Before You Shoot
- If you are shooting live video, think about placing your camera where you can get as much of a straight on shot as you can. Sounds like common sense, but sometimes due to various factors you won't be able to do a straight on shot of say a screen. If you can't, try to get the media that will be displayed on the screen and composite that back in over the trapezoided screen you will film.
- Talk to the lighting guys. When people are talking and there is no slides or video being presented, have the light guys up the lights as much as possible. True, you don't want to have the lights going up and down all the time, so this might take a little bit of pre planning and coordination.
Think about your workflow. Video rendering is very time consuming, so run a few small test end to end of extracting to video from the camera to final screen presentation. It is good to work out kinks before timelines are established. Get a good realistic feal for how long things will take, then use 2.5x that amount of time for an estimate of completion.
If you are rending digital video, here are a few tips.
- If you are using programs like 3D Max, Max likes to crash sometimes.
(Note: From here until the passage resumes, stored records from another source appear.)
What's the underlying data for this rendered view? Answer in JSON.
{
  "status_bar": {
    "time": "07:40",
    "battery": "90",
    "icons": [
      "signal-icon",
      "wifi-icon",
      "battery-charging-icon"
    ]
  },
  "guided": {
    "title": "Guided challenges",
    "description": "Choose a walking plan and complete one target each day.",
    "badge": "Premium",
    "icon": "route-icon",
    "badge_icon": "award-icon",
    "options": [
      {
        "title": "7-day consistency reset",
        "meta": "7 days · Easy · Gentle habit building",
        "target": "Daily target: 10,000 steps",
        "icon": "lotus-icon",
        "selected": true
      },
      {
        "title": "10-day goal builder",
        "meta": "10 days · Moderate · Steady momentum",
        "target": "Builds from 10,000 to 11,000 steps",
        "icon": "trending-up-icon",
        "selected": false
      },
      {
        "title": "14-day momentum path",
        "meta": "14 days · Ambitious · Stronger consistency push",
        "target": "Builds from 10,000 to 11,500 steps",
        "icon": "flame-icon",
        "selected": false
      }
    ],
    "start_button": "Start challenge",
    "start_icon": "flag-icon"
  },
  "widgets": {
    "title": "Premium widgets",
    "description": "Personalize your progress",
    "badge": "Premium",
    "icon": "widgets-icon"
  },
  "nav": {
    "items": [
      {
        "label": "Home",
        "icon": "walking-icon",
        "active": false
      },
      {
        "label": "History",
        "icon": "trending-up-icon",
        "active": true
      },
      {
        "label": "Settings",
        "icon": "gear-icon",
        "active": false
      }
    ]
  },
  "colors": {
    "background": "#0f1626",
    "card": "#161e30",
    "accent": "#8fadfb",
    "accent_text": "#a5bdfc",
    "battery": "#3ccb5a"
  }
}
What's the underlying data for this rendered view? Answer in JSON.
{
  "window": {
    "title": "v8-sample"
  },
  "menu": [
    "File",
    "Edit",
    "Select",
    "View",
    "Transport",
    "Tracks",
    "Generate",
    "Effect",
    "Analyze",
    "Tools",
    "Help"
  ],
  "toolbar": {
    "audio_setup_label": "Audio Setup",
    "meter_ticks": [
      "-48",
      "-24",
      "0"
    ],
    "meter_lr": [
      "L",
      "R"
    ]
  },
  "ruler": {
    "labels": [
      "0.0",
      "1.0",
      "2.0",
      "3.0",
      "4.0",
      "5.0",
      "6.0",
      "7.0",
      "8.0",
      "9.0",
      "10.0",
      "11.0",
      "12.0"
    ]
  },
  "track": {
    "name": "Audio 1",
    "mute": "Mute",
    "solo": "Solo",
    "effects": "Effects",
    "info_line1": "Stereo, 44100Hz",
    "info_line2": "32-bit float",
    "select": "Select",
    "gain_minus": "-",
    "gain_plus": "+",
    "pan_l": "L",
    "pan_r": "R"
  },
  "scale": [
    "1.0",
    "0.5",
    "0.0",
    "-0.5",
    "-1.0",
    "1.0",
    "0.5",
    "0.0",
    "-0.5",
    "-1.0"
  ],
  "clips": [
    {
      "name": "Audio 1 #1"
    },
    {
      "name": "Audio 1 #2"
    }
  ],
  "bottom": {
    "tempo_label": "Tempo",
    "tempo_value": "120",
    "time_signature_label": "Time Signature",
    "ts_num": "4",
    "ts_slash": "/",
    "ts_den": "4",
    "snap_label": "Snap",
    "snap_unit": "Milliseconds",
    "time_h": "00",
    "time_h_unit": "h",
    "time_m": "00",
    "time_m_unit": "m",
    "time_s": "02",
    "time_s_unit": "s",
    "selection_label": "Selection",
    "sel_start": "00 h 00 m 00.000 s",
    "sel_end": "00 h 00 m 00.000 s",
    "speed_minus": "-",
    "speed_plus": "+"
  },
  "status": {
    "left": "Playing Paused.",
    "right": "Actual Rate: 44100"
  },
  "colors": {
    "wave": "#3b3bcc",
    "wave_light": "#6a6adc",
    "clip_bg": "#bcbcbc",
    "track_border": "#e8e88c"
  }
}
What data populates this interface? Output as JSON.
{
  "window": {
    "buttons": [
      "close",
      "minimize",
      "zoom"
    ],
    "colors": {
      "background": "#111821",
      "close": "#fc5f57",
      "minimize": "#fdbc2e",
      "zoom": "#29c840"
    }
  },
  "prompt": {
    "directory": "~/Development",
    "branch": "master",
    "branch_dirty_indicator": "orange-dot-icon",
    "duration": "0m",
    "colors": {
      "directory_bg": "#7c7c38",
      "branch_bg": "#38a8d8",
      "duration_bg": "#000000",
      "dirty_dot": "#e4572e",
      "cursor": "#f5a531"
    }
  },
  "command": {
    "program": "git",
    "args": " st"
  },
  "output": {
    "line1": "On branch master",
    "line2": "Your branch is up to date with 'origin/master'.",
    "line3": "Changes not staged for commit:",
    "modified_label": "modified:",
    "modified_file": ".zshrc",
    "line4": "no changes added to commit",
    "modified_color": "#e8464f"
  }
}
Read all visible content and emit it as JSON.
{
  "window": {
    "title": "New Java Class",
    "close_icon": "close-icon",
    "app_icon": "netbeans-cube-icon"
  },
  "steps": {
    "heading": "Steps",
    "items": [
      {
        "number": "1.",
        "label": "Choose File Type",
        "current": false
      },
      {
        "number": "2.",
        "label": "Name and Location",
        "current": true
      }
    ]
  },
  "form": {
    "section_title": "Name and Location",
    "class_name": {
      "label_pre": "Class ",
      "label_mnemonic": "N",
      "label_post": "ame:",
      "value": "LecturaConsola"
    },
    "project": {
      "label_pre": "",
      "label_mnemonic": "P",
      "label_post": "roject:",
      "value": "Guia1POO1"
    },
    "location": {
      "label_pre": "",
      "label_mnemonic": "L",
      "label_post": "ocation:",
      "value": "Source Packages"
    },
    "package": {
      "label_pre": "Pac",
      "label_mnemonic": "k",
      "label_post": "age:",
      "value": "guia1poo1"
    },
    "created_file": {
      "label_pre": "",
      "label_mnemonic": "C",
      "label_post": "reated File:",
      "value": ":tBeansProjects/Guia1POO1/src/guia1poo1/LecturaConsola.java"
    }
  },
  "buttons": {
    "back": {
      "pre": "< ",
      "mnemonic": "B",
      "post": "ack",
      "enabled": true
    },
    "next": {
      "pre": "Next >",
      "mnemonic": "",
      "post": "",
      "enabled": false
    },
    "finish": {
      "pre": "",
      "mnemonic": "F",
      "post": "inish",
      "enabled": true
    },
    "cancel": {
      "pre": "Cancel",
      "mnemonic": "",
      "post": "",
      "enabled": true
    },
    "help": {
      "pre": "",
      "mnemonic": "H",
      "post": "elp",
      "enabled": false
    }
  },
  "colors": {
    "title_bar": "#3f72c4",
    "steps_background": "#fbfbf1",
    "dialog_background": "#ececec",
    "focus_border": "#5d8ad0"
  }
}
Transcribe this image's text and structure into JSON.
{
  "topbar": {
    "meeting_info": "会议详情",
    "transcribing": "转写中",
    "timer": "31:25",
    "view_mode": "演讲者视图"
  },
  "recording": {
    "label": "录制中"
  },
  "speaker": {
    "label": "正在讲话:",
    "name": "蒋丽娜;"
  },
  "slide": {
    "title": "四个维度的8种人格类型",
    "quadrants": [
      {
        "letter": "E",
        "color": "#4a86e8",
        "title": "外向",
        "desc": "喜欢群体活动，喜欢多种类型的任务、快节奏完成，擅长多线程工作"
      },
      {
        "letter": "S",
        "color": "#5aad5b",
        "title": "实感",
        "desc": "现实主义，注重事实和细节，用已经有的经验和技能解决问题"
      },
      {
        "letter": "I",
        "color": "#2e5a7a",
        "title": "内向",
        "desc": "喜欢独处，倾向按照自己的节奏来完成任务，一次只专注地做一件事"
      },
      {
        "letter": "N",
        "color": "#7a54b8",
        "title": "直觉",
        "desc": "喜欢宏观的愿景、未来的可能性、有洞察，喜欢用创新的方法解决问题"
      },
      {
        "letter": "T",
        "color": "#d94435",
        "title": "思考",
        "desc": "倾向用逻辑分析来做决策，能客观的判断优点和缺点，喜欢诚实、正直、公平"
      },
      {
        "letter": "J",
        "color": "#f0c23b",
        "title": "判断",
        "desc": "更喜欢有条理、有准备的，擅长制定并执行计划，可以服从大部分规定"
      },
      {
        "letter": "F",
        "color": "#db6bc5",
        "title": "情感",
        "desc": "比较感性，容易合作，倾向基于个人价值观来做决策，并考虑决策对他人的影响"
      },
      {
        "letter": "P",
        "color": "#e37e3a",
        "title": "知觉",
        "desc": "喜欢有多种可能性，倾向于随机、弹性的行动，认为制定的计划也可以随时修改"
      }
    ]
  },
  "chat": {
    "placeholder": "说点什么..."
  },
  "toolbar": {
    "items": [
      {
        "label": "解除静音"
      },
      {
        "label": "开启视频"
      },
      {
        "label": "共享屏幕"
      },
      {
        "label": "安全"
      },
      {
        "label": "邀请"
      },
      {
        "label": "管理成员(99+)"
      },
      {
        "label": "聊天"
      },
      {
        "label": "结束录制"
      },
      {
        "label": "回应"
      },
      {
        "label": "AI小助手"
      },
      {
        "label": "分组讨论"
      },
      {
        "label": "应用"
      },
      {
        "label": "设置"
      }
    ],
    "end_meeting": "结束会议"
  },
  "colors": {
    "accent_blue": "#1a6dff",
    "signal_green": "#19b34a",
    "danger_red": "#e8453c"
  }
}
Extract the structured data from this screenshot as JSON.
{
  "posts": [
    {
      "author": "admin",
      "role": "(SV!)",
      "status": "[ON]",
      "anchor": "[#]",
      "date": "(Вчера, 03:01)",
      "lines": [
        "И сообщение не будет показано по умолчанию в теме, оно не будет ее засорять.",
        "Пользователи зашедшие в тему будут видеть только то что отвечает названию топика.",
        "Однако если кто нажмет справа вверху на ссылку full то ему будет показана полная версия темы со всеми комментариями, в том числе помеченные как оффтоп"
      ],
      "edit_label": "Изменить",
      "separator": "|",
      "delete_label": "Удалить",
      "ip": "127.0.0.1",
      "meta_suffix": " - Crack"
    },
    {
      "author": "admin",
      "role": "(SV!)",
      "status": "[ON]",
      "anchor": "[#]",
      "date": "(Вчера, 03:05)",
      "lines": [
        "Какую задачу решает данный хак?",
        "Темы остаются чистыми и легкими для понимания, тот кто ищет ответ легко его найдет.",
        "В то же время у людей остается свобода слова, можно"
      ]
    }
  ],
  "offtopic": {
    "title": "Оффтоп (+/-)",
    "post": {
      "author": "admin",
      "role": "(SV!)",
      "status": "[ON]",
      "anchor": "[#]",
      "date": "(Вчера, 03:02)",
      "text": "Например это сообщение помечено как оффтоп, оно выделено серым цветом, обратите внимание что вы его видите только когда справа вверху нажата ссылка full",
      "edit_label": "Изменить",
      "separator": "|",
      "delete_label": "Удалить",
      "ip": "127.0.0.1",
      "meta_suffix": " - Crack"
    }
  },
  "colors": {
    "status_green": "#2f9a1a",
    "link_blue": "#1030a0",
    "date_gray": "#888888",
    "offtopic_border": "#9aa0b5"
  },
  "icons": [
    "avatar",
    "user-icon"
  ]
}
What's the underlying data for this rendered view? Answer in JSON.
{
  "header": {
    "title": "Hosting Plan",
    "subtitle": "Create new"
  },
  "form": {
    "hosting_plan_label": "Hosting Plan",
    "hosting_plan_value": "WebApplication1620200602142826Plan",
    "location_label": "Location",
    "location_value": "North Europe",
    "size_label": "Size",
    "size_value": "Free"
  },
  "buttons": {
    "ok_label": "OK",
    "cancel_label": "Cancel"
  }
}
Render your output as images rather then video, so if Max crashes at frame 700, you can pick up rendering again at frame 700. If your rendering is taking 2 minutes a frame, you will be saving yourself quiet a bit of time. Editors like Adobe Premier allow you to drag and drop folders of images in the timeline.
- Only render the parts of scenes that are changing. In Max, there is a setting (it has been about two years so I'm a little foggy as to where) where you can have Max just render a small section of the screen. If you render one frame as a background, Max will render the full frames, but only update the part of the frame that you are worried about. Again, a huge time saver if render speeds are low.
General Tips
- Generally you are talking about three steps. Getting source video, composting and editing source video, rendering an output video. Often times you will need a fourth step for web video, rendering to Flash (although youTube is an option worth checking out, they do it for you). Generally with the exception of the composting and editing phase, you want to be doing something else productive while these steps are taking place as each of these phases takes anywhere from 1/4 to 3/4 the time of the desired length of your end video. So depending on your hardware setup, you definitely want one machine available for you to work on other projects while the other machine(s) are trudging along.
- Expect problems. Don't get frustrated. Just start again.
- On low end cameras like mine, you end up pulling the video off of a tape in a lossy format. You can bring some of the color back when editing. The more you manipulate your video, the more color and detail will be lossed. You can use different codec's like DivX, but generally you want to keep your video as lossless as possible until you generate for the final presentation layer. Use a lossless codec like Lagarith. Unfortunately that means you will need a lot of disk space.
- Make sure interleave each frame is checked. It will take a bit longer to render things, but the height in quality is worth it.
- If you are outputting for the web, remember that most video will come off your camera slightly rectangular at a .9 height to width ratio at (720 x 480). Usually for my final render if I'm going to the web after the edits are done I go to square pixels and then cut the size down to 320x240 or 640x480. I might drop the frame rate down by half to if I'm low on disk space or time. The Flash video encoder seems to do a better job at making things a little less choppy if you set a custom video frame rate when encoding then the video software I've used (Vegas and Adobe Premier Pro 2). But if the extended render time is a big hit and the slight improvement in quality isn't that big a deal, render your final output at half NTSC.
Encoding for Flash
- I've had pretty good luck in filming at NTSC speeds (29.97 fps, or something like that) and then halving that (14.xxx fps) when I'm encoding to Flash. For 320x240, 300 kb a sec seems to always do the trick. You might be able to go down lower if you don't have a lot of red colors nor a lot of movement. Maybe run a few quick test (in Flash itself you don't have to encode the whole video when importing, just import a chunk, render, test, adjust).
- For Audio, I've used Stereo 16kbs. You might want to buff that up to 32kbs, which might in turn cause you to buff up your streaming a little over 300kbs.
Well, most of these tips are commons sense, but it is good to be reminded of them.